Antonia irrumpió en el cuarto sin la menor consideración, se dejó caer en el sofá y dijo:
—¿Qué hicieron los angelitos que tienen que pensar y discutir su castigo?
¿Algo del colegio...? No creo que Diego haya hecho nada en contra de sus ama- dos profesores. Tiene que ser Pablo el culpable. ¿Desorden, malas notas? Todo es posible para mi hermanito. Y cualquiera que sea el castigo, lo tiene merecido. La mamá miró fijamente a Antonia y le pidió que saliera. Ella se fue refunfuñando a la cocina a interrogar a la abuela para saber qué estaba sucediendo. Esa noche se reunieron la mamá de Diego y los padres de Pablo. La abuela, intentando ejercer su autoridad de madre de las respectivas mamás y suegra del papá, interrumpía constantemente a favor de los niños. Además, debía demostrar su sabiduría de persona mayor, descendiente directa de un empresario de las salitreras que había dejado sus huesos en la pampa:
—Ellos deben conocer el lugar donde trabajó durante tres años mi padre, es decir, su bisabuelo, y donde su hermano, o sea, mi tío, se quedó administrando una de las salitreras más grandes del mundo. En medio de la aridez del desierto, rodeado de peligros, cuando el viaje desde Santiago hasta Iquique era de varias semanas en tren y la gente moría en el trayecto, mi tío se instaló con su familia y sacrificadamente trabajó de sol a sol.
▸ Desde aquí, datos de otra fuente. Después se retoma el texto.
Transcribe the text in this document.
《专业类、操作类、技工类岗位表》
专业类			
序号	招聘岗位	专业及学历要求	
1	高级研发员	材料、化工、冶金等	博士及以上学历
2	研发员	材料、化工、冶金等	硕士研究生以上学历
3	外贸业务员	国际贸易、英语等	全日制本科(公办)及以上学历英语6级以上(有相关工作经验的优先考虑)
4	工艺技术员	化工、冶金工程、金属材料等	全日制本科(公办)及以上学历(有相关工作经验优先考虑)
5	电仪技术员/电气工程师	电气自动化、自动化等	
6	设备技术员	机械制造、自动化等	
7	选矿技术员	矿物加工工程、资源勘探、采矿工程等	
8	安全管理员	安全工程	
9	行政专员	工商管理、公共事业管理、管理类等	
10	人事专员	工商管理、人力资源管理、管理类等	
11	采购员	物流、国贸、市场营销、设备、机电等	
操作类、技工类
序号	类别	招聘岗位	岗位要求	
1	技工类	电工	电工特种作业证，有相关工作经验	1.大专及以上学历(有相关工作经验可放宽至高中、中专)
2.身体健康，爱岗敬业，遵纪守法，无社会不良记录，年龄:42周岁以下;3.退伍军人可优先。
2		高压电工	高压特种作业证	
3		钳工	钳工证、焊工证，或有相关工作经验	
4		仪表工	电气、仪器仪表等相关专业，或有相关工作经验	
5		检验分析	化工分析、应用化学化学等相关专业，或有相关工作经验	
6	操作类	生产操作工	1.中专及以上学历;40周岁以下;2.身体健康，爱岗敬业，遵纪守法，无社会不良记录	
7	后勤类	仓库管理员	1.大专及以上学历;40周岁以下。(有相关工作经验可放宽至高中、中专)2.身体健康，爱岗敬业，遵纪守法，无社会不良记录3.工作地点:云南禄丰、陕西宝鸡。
—La que en verdad se sacrificó fue su familia —dijo Antonia, temblando al pensar que pudiera tocarle un destino semejante—. Porque si a él se le ocurrió buscar ese trabajo espantoso, es su problema. Pero la pobre familia que tuvo que dejarlo todo para instalarse en el medio de la nada... —miró a sus padres con cara de súplica y agregó—: Por favor, nunca me hagan eso.
—Iquique es una ciudad preciosa, estarías feliz ahí —dijo su mamá.
—Tal vez ahora lo sea y ya no esté tan lejos gracias a los aviones. Pero imagínate que a ustedes se les ocurriera irse a colonizar unas islitas en el extremo sur, cerca de la Antártica. ¡No cuenten conmigo!
A pesar de las interrupciones y tras un llamado a los padres de Cósima, acordaron aceptar la invitación. Les dieron miles de instrucciones que los niños escucharon pacientemente e iniciaron los preparativos del viaje.